For the next ones we were on the ball… and just watched with amazement how the bidding spiralled out of control… we were out and wondering whether we just totally misjudged the market value. On one of the properties we were able to ask the agent what he felt about the price achieved: he was utterly astounded and said it went well above his expectation.
The peculiarity of Avgift.
Avgift is the monthly service charge for leasehold apartments and sometimes houses within in a BRF too.
The monthly service fee may include water, heating, TV, internet and sometimes even electricity. There are often communal washing facilities, which are bookable. We’ve heard fascinating stories of the passive aggressive behaviours these facilities bring out in members. The BRF may have a guest apartment that owners may rent for a couple of days if they have relatives coming over, some have gyms, pontoons on a near-by lake, or river, playgrounds and so on. Most apartments have an extra storage room somewhere in the building, perhaps the basement. (Fantastic for storing the out of season clothes.)
In some apartment complexes, especially older properties, the original builder may have passed on some of their borrowing to finance the build of the apartments to the leasehold company and servicing that debt adds to the monthly service fee cost. We’ve been warned to double-check the finances of the BRF if buy into one.

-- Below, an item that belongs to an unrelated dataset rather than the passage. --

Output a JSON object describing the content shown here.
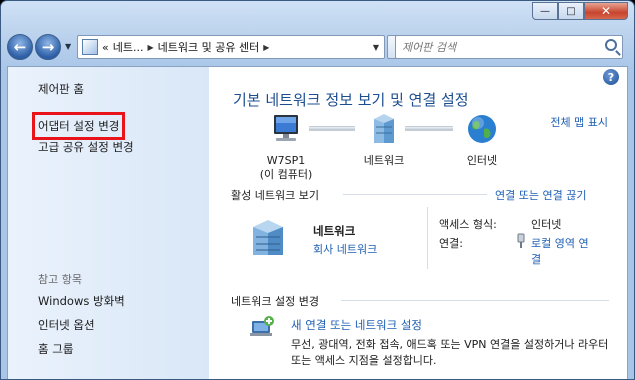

Other things that will also determine the monthly service charge is to what level the BRF intervenes in renovations. They are, of course, responsible for all external renovations and upkeep, as well as maintaining the communal areas, but some will take on the responsibility of internal renovations of all bathrooms (which are always set up as wetrooms in Sweden) in the complex and all electric meters. Thereby dictating the upgrade schedule for the owners.
As a buyer of a leasehold apartment, one needs to scrutinise, in Swedish, the details of the BRF finances, structure and schedules.
So finding a place to live in one of the major cities of Sweden is not easy to say put it mildly.
This is a path we are on:
putting our names down on endless lists
and constantly reevaluating our needs and priorities.